Am Abend zuvor kickt Lina noch in Tamara Steigers Bauch. Und die 29-Jährige aus Bazenheid SG freut sich darauf, ihr zweites Töchterchen im Ultraschall zu sehen. Noch gut sieben Wochen, dann sind sie zu viert. Tamara, Simon, 32, Ylenia, 2, und Lina.
«Sind Sie sicher, dass Sie das Baby gestern gespürt haben?», fragt der Frauenarzt am nächsten Tag. Denn Lina bewegt sich nicht mehr. Ihr Herz hat aufgehört zu schlagen. Warum, weiss man nicht genau. Die wahrscheinlichste Ursache: plötzlicher Kindstod im Mutterleib. Tamara ruft ihren Mann an. Simon fährt nach Hause und räumt die Babysachen weg, die da schon für Lina bereit sind. Dann rast er zu Tamara ins Spital, wo die Geburt eingeleitet wird.

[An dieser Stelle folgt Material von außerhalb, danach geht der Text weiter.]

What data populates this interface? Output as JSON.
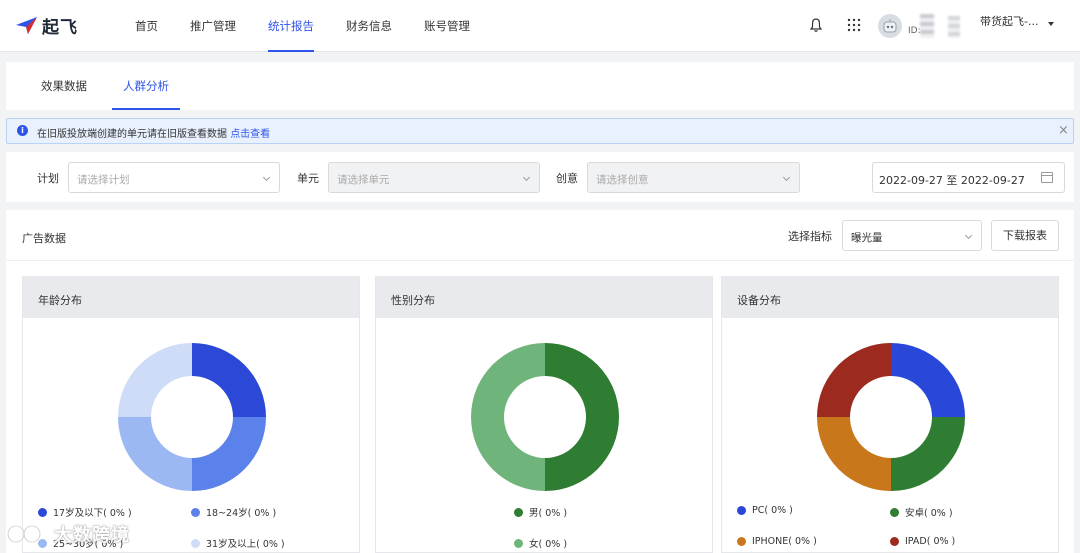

«Ich hatte noch nie im Leben solche Schmerzen», sagt Tamara Steiger. Für sie ist eines klar: «Ich werde nie wieder ein Kind auf natürlichem Weg zur Welt bringen. Die Erinnerungen sind zu traumatisch.» Als Lina da ist, holt Simon Ylenia. Ihre Eltern erklären ihr, dass ihr Schwesterchen wieder in den Himmel geht, gemeinsam mit ihr lassen sie einen Luftballon für Lina steigen. «Das alles war total surreal. Ich habe einfach irgendwie funktioniert», sagt Simon.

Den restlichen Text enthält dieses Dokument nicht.